Event delivery services in Azure

Azure provides three different messaging services - Azure Event Grid, Azure Event Hubs and Azure Service Bus. If you are like us with little experience in cloud messaging services, choosing between them can be confusing and Microsoft’s documentation doesn’t help to make things easier. In this post, we would like to walk through a situation we had to face recently and the things we learnt as a result of it.

The Scenario

Our application utlizes a service based architecture and the services were built on NodeJS. All our services are containerized and are running inside a Kubernetes (AKS) cluster. We recently modified our application which would let a user change an application setting for dynamically. This meant, that when a user changes the setting, this change has to be propagated to other services (in other containers) in real time so that those containers can also refresh their application settings to be in sync with the others. If we were running some sort of a shared cache or pub/sub mechanism like Redis locally, this wouldn’t be much of a problem.
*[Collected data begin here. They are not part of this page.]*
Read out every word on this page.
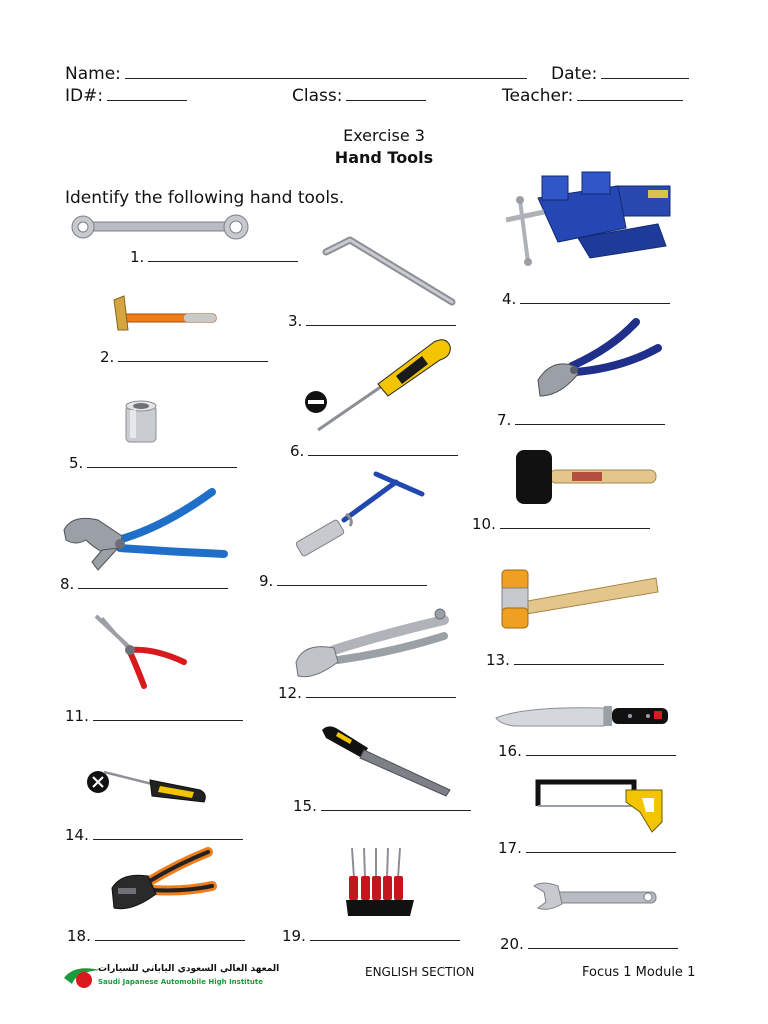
Name:	Date:
ID#:	Class:	Teacher:
Exercise 3
Hand Tools
Identify the following hand tools.
1.
2.
3.
4.
5.
6.
7.
8.	9.
10.
11.
12.
13.
14.
15.
16.
17.
18.	19.	20.
المعهد العالي السعودي الياباني للسيارات
Saudi Japanese Automobile High Institute
ENGLISH SECTION	Focus 1 Module 1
But we didn’t. And we wanted to leave as much of this to Azure managed services as possible so we do not have to manage anything other than business logic in our end.

Along the same lines we also wanted to introduce a new service which would manage audit logging and this service would run alongside the other services within the AKS cluster. It made sense to utilize a messaging system to deliver audit log events to this service.

So in essence we had two problems we wanted to tackle:

  1. Propagate a application setting change event raised by a container to all other containers in our cluster so that all of them can refresh their settings.
  2. Propagate audit log events to our audit log service (running in a container) so that the service can write them to a database.

Azure Event Grid

“Designed for high availability, consistent performance and dynamic scale, Event Grid lets you focus on your app logic rather than infrastructure.”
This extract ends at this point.